Eines der Dramen meines Kinolebens schien mir bisher die Entscheidung, in Madrid in „Gangs of New York“ statt in „The Hours“ gegangen zu sein. Ständig lebte ich in der Angst, damals die falsche Entscheidung getroffen zu haben, da ich mir eine Steigerung nach unten nicht möglich schien. Seit heute bin ich eines besseren belehrt!

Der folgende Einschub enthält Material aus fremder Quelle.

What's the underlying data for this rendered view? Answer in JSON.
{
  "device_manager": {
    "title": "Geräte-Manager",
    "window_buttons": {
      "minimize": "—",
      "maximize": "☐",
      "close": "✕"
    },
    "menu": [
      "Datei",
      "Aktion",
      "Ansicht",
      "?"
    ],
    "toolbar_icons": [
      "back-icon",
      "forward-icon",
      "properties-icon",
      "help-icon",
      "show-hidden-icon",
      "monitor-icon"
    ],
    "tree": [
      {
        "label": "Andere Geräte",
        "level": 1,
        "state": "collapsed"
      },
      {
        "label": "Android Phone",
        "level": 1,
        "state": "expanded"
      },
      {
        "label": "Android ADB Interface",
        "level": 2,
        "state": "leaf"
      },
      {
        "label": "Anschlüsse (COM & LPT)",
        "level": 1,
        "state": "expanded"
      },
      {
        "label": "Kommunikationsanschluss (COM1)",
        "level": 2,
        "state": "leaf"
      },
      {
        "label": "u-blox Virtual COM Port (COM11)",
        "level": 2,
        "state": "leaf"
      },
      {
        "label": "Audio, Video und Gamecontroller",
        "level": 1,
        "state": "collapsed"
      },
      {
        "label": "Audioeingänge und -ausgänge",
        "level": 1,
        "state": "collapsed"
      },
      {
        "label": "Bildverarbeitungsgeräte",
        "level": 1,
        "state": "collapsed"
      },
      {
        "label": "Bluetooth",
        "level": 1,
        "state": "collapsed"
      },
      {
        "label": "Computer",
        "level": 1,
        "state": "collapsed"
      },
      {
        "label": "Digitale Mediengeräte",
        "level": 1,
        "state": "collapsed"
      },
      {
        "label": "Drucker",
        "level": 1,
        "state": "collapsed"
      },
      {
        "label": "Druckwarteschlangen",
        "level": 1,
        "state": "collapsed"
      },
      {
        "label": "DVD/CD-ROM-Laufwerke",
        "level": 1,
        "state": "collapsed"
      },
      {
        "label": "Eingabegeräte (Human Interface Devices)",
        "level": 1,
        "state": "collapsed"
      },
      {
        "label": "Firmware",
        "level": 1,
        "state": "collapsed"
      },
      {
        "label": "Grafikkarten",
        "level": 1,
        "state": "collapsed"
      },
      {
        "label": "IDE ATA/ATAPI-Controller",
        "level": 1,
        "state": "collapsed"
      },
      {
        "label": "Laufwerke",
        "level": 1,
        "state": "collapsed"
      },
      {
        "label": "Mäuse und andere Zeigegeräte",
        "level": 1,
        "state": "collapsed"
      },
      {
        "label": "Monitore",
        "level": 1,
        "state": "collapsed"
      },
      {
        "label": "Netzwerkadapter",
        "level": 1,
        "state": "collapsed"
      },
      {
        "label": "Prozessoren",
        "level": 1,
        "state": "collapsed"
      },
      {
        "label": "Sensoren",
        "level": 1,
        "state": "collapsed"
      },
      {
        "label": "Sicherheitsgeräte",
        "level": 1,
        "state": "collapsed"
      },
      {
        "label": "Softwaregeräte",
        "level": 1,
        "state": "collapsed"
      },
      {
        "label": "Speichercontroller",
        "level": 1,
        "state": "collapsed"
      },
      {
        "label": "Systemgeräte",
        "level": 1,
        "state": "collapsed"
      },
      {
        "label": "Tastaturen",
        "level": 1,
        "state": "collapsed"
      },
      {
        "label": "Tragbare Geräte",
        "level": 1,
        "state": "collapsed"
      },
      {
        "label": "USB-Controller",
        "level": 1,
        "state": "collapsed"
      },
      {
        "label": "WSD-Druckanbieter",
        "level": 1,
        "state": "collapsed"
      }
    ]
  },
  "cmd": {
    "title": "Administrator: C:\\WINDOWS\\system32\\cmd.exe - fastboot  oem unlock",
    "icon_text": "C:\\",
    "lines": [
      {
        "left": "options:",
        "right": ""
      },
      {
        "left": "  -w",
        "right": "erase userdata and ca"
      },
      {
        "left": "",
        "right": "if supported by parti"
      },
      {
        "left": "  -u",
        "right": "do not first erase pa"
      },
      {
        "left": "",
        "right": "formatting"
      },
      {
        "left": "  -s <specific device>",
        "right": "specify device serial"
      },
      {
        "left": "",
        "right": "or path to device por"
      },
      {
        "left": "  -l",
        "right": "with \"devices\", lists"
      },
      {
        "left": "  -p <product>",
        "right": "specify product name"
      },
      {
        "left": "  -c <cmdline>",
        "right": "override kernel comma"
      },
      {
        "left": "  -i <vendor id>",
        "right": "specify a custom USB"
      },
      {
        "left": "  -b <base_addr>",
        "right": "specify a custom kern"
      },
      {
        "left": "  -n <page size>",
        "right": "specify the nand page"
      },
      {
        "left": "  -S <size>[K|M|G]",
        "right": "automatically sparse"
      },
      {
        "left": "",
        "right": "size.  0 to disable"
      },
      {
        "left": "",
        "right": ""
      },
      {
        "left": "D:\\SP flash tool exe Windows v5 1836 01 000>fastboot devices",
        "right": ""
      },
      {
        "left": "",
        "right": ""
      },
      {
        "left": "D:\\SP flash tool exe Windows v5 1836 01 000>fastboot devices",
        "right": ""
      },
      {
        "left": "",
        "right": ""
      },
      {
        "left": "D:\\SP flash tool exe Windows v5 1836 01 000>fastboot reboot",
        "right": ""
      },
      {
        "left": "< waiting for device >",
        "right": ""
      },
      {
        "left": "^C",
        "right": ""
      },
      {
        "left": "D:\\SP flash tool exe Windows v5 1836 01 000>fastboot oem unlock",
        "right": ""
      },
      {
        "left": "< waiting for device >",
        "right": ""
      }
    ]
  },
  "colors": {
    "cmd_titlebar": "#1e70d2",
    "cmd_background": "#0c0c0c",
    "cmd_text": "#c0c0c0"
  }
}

Die Kauf-DVD macht schon an sich einen schlechten Eindruck, da man vor dem Hauptfilm nicht ausblendbare Werbung ansehen muss. Wenn das so weiter geht müssen die Filmhersteller in Zukunft ihre Filme kostenlos verteilen, um sie noch los zu werden. Der echte Hammer war dann aber der Hauptfilm „The Hours“, der mich im negativen Sinne von den Socken gehauen hat. Ein morbider Frauengefühlsfilm ohne echte Handlung, dafür jedoch mit jeder Menge Pathos und schwachsinnigen Dialogen. Ständig küssen sich hässliche Frauen, jeder Schnitt bedeutet eine andere Zeitebene und zwischen Heulen, Stammeln und Knutschen werden diverse Selbstmordversuche unternommen. Leider nicht alle nach 5 Minuten erfolgreich, das hätte den Film verkürzt ohne etwas wesentliches vorwegzunehmen. Danke – da kann ich meine Freizeit sinnvoller verbringen. Und damals in Madrid wäre ich wohl am besten einfach in eine Kneipe gegangen und hätte das Geld in Getränke und Tortilla investiert.